Morgan Stanley Sees AWS Driving ~60% OF Amazon's Forward Profitability
- Amazon.com, Inc. (NASDAQ: AMZN) shares are up 26 percent in the last three months, climbing from a low of $463.37 on August 24 to crossing the $600 mark on November 5.
- Morgan Stanley’s Brian Nowak maintained an Overweight rating on the company, while raising the price target from $750 to $800.
- The AWS opportunity is underappreciated by the market, and could drive the company’s forward profitability, Nowak said.
AWS is benefiting from accelerating public cloud adoption. Analyst Brian Nowak mentioned that AWS could drive nearly 60 percent of Amazon’s forward CSOI [non-GAAP operating income] over the next 2 years.
“Our new price target values AWS at $63bn (5.3X 2016 revenue, a 25% premium to the SaaS comp group) and the core retail business at $300bn,” Nowak wrote.

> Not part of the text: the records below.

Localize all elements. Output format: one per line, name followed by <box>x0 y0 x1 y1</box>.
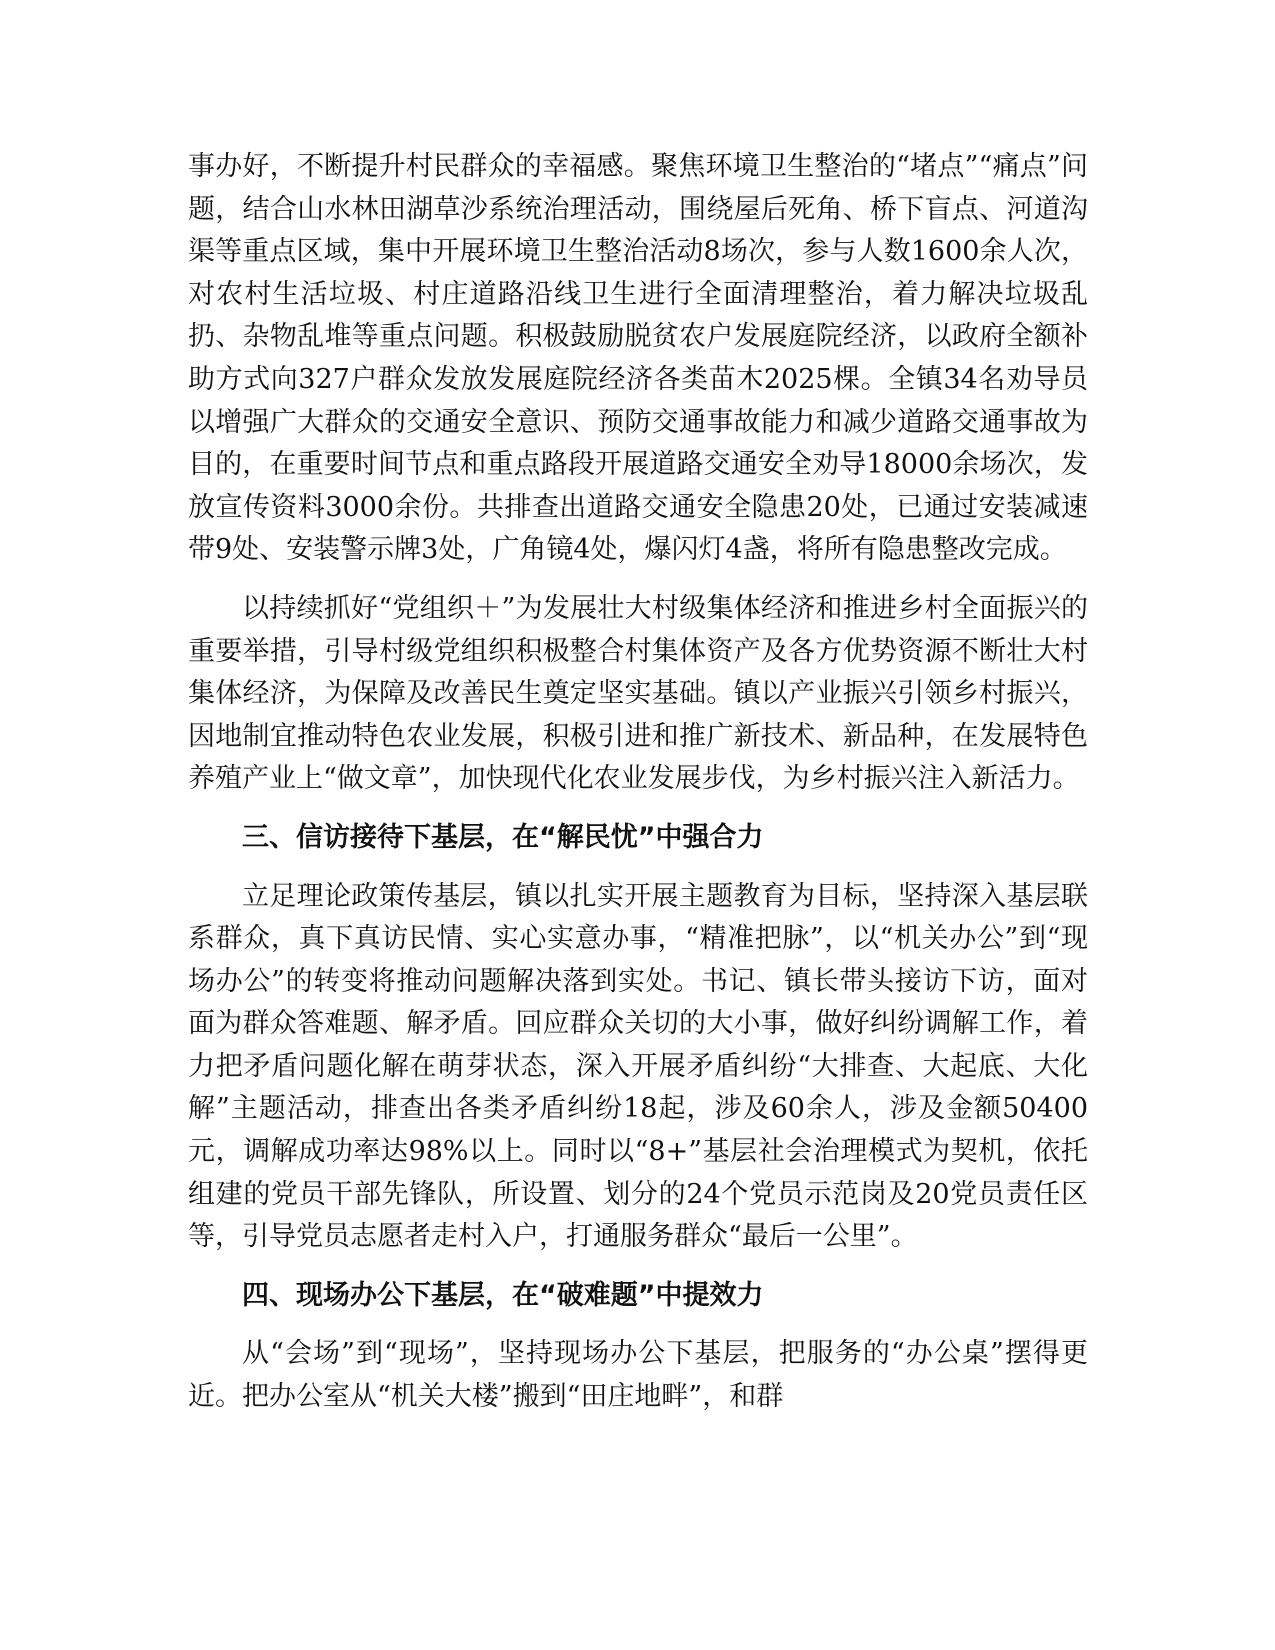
paragraph-party-organization: 以持续抓好“党组织＋”为发展壮大村级集体经济和推进乡村全面振兴的重要举措，引导村级党组织积极整合村集体资产及各方优势资源不断壮大村集体经济，为保障及改善民生奠定坚实基础。镇以产业振兴引领乡村振兴，因地制宜推动特色农业发展，积极引进和推广新技术、新品种，在发展特色养殖产业上“做文章”，加快现代化农业发展步伐，为乡村振兴注入新活力。 <box>188 592 1088 795</box>
document-page <box>188 146 1088 1419</box>
section-heading-onsite-office: 四、现场办公下基层，在“破难题”中提效力 <box>242 1279 764 1311</box>
paragraph-petition: 立足理论政策传基层，镇以扎实开展主题教育为目标，坚持深入基层联系群众，真下真访民情、实心实意办事，“精准把脉”，以“机关办公”到“现场办公”的转变将推动问题解决落到实处。书记、镇长带头接访下访，面对面为群众答难题、解矛盾。回应群众关切的大小事，做好纠纷调解工作，着力把矛盾问题化解在萌芽状态，深入开展矛盾纠纷“大排查、大起底、大化解”主题活动，排查出各类矛盾纠纷18起，涉及60余人，涉及金额50400元，调解成功率达98%以上。同时以“8+”基层社会治理模式为契机，依托组建的党员干部先锋队，所设置、划分的24个党员示范岗及20党员责任区等，引导党员志愿者走村入户，打通服务群众“最后一公里”。 <box>188 880 1088 1253</box>
paragraph-environment: 事办好，不断提升村民群众的幸福感。聚焦环境卫生整治的“堵点”“痛点”问题，结合山水林田湖草沙系统治理活动，围绕屋后死角、桥下盲点、河道沟渠等重点区域，集中开展环境卫生整治活动8场次，参与人数1600余人次，对农村生活垃圾、村庄道路沿线卫生进行全面清理整治，着力解决垃圾乱扔、杂物乱堆等重点问题。积极鼓励脱贫农户发展庭院经济，以政府全额补助方式向327户群众发放发展庭院经济各类苗木2025棵。全镇34名劝导员以增强广大群众的交通安全意识、预防交通事故能力和减少道路交通事故为目的，在重要时间节点和重点路段开展道路交通安全劝导18000余场次，发放宣传资料3000余份。共排查出道路交通安全隐患20处，已通过安装减速带9处、安装警示牌3处，广角镜4处，爆闪灯4盏，将所有隐患整改完成。 <box>188 151 1088 566</box>
paragraph-onsite-office: 从“会场”到“现场”，坚持现场办公下基层，把服务的“办公桌”摆得更近。把办公室从“机关大楼”搬到“田庄地畔”，和群 <box>188 1338 1088 1413</box>
section-heading-petition: 三、信访接待下基层，在“解民忧”中强合力 <box>242 821 764 853</box>
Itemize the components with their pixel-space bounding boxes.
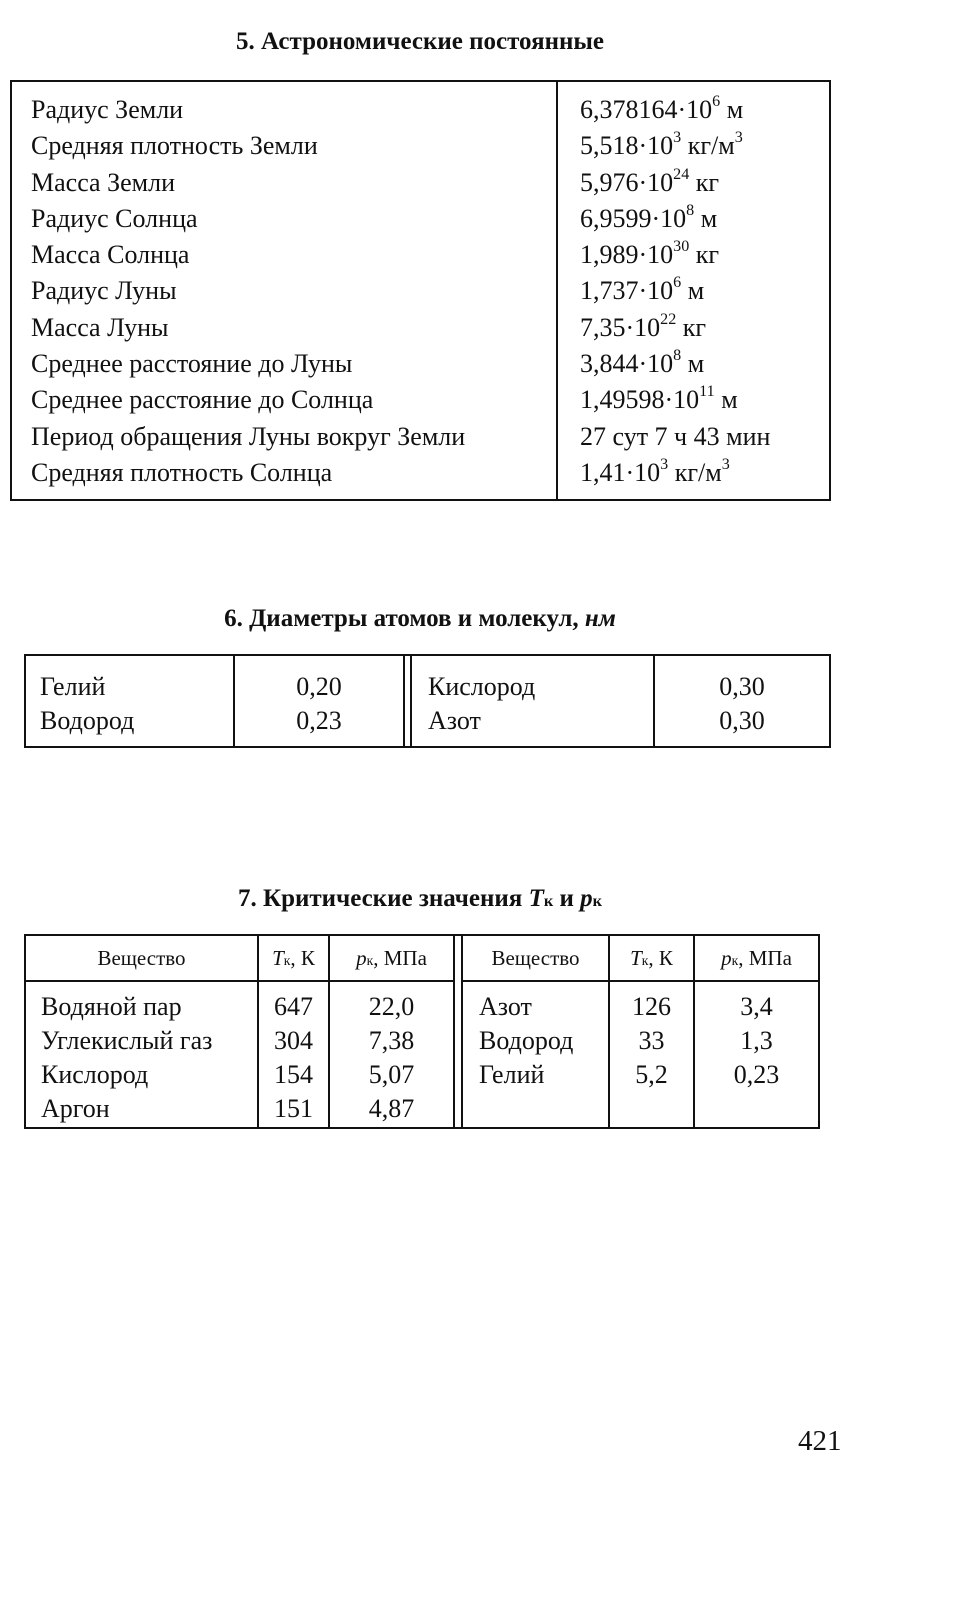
critical-t: 33 xyxy=(638,1026,665,1055)
constant-value xyxy=(580,382,829,418)
section7-title-p-sub: к xyxy=(592,892,603,910)
col-t-right xyxy=(610,936,695,1127)
header-substance xyxy=(463,936,608,982)
header-t-sym: T xyxy=(272,946,284,970)
substance-left-list xyxy=(26,982,257,1126)
critical-name: Гелий xyxy=(479,1060,545,1089)
constant-value xyxy=(580,273,829,309)
diameter-name: Гелий xyxy=(40,672,106,701)
constant-name: Радиус Луны xyxy=(31,276,177,306)
col-t-left xyxy=(259,936,330,1127)
diameters-right-values xyxy=(655,656,829,746)
critical-t: 304 xyxy=(274,1026,313,1055)
constant-value xyxy=(580,165,829,201)
header-p-unit: , МПа xyxy=(373,946,427,970)
constant-value xyxy=(580,455,829,491)
critical-p: 22,0 xyxy=(368,992,415,1021)
critical-t: 126 xyxy=(632,992,671,1021)
value-mantissa: 1,989·10 xyxy=(580,240,674,270)
critical-name: Аргон xyxy=(41,1094,110,1123)
constant-value xyxy=(580,201,829,237)
atom-diameters-table xyxy=(24,654,831,748)
critical-p: 5,07 xyxy=(368,1060,415,1089)
value-exponent: 6 xyxy=(673,274,682,292)
critical-name: Азот xyxy=(479,992,532,1021)
substance-right-list xyxy=(463,982,608,1092)
double-divider xyxy=(453,936,463,1127)
critical-t: 154 xyxy=(274,1060,313,1089)
diameter-value: 0,30 xyxy=(719,706,765,735)
header-t-sub: к xyxy=(641,953,649,968)
constant-name: Масса Солнца xyxy=(31,240,190,270)
value-unit: кг xyxy=(682,312,707,342)
section7-title-t: T xyxy=(528,885,544,912)
constant-name: Радиус Земли xyxy=(31,95,184,124)
constant-name: Период обращения Луны вокруг Земли xyxy=(31,421,466,451)
critical-values-table xyxy=(24,934,820,1129)
value-exponent: 6 xyxy=(712,92,721,110)
critical-p: 3,4 xyxy=(740,992,773,1021)
header-substance-text: Вещество xyxy=(97,946,186,970)
value-unit: кг xyxy=(695,167,720,197)
double-divider xyxy=(403,656,412,746)
header-t-unit: , К xyxy=(648,946,673,970)
header-p xyxy=(330,936,453,982)
constant-name: Масса Земли xyxy=(31,167,176,197)
value-unit: кг xyxy=(695,240,720,270)
value-mantissa: 7,35·10 xyxy=(580,312,661,342)
header-p-sym: p xyxy=(356,946,367,970)
constants-names-column xyxy=(12,82,558,499)
constant-value xyxy=(580,237,829,273)
value-mantissa: 3,844·10 xyxy=(580,349,674,379)
value-mantissa: 1,49598·10 xyxy=(580,385,700,415)
value-exponent: 24 xyxy=(673,165,690,183)
critical-name: Кислород xyxy=(41,1060,149,1089)
constant-name: Масса Луны xyxy=(31,312,169,342)
diameter-name: Кислород xyxy=(428,672,536,701)
constant-value xyxy=(580,419,829,455)
header-p-sub: к xyxy=(731,953,739,968)
constant-value xyxy=(580,92,829,128)
col-p-left xyxy=(330,936,453,1127)
header-substance xyxy=(26,936,257,982)
header-t-sym: T xyxy=(630,946,642,970)
diameter-name: Водород xyxy=(40,706,135,735)
section5-title-text: 5. Астрономические постоянные xyxy=(235,28,605,55)
header-substance-text: Вещество xyxy=(491,946,580,970)
section7-title xyxy=(0,885,840,913)
header-p-sub: к xyxy=(366,953,374,968)
value-unit: м xyxy=(721,385,738,415)
diameter-name: Азот xyxy=(428,706,481,735)
constant-name: Среднее расстояние до Луны xyxy=(31,349,353,379)
diameters-left-values xyxy=(235,656,403,746)
constant-value xyxy=(580,310,829,346)
constant-value xyxy=(580,128,829,164)
astronomical-constants-table xyxy=(10,80,831,501)
critical-p: 1,3 xyxy=(740,1026,773,1055)
critical-t: 151 xyxy=(274,1094,313,1123)
section5-title xyxy=(0,28,840,56)
value-unit: м xyxy=(726,95,744,124)
t-left-list xyxy=(259,982,328,1126)
value-mantissa: 5,976·10 xyxy=(580,167,674,197)
constant-name: Среднее расстояние до Солнца xyxy=(31,385,374,415)
value-exponent: 8 xyxy=(673,347,682,365)
page-number: 421 xyxy=(798,1425,842,1457)
critical-name: Водяной пар xyxy=(41,992,182,1021)
value-exponent: 30 xyxy=(673,238,690,256)
section6-title-unit: нм xyxy=(584,605,616,632)
value-mantissa: 1,737·10 xyxy=(580,276,674,306)
diameters-right-names xyxy=(412,656,655,746)
diameters-left-names xyxy=(26,656,235,746)
diameter-value: 0,23 xyxy=(296,706,342,735)
header-t xyxy=(259,936,328,982)
value-exponent: 11 xyxy=(699,383,715,401)
value-exponent: 3 xyxy=(660,455,669,473)
value-mantissa: 27 сут 7 ч 43 мин xyxy=(580,421,771,451)
value-mantissa: 6,378164·10 xyxy=(580,95,713,124)
header-t-unit: , К xyxy=(290,946,315,970)
value-exponent: 22 xyxy=(660,310,677,328)
section7-title-p: p xyxy=(580,885,593,912)
header-p-unit: , МПа xyxy=(738,946,792,970)
header-p-sym: p xyxy=(721,946,732,970)
value-mantissa: 5,518·10 xyxy=(580,131,674,161)
header-t-sub: к xyxy=(283,953,291,968)
value-mantissa: 1,41·10 xyxy=(580,457,661,487)
value-unit: м xyxy=(687,276,705,306)
p-right-list xyxy=(695,982,818,1092)
diameter-value: 0,30 xyxy=(719,672,765,701)
value-unit: кг/м xyxy=(687,131,735,161)
constant-name: Средняя плотность Земли xyxy=(31,131,318,161)
unit-exponent: 3 xyxy=(721,455,730,473)
header-t xyxy=(610,936,693,982)
section7-title-text: 7. Критические значения xyxy=(237,885,523,912)
col-substance-left xyxy=(26,936,259,1127)
diameter-value: 0,20 xyxy=(296,672,342,701)
critical-p: 4,87 xyxy=(368,1094,415,1123)
critical-p: 0,23 xyxy=(733,1060,780,1089)
value-unit: м xyxy=(700,203,718,233)
p-left-list xyxy=(330,982,453,1126)
constant-name: Радиус Солнца xyxy=(31,203,198,233)
unit-exponent: 3 xyxy=(734,129,743,147)
section7-title-and: и xyxy=(559,885,574,912)
value-exponent: 3 xyxy=(673,129,682,147)
header-p xyxy=(695,936,818,982)
value-exponent: 8 xyxy=(686,201,695,219)
critical-p: 7,38 xyxy=(368,1026,415,1055)
constant-name: Средняя плотность Солнца xyxy=(31,457,333,487)
critical-name: Углекислый газ xyxy=(41,1026,213,1055)
value-mantissa: 6,9599·10 xyxy=(580,203,687,233)
section7-title-t-sub: к xyxy=(543,892,554,910)
col-substance-right xyxy=(463,936,610,1127)
constants-values-column xyxy=(558,82,829,499)
t-right-list xyxy=(610,982,693,1092)
critical-name: Водород xyxy=(479,1026,574,1055)
critical-t: 5,2 xyxy=(635,1060,668,1089)
section6-title-text: 6. Диаметры атомов и молекул, xyxy=(224,605,579,632)
section6-title xyxy=(0,605,840,633)
constant-value xyxy=(580,346,829,382)
value-unit: м xyxy=(687,349,705,379)
critical-t: 647 xyxy=(274,992,313,1021)
value-unit: кг/м xyxy=(674,457,722,487)
col-p-right xyxy=(695,936,818,1127)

He added that Amazon now seems to be worth $800 per share, even if there is only a ~300bp expansion in the North America retail margins over the next 5 years and International retail margins reach only 2 percent.
Amazon's North American retail business is worth $256 billion, even if the long-term margins are only 8 percent. Amazon's International retail business is worth $44 billion, even if the long-term margins are merely 2 percent, the Morgan Stanley report stated.
Nowak added that Amazon’s shares do not appropriately reflect the company’s eCommerce business, which could be a major driver of profit improvement in the near term.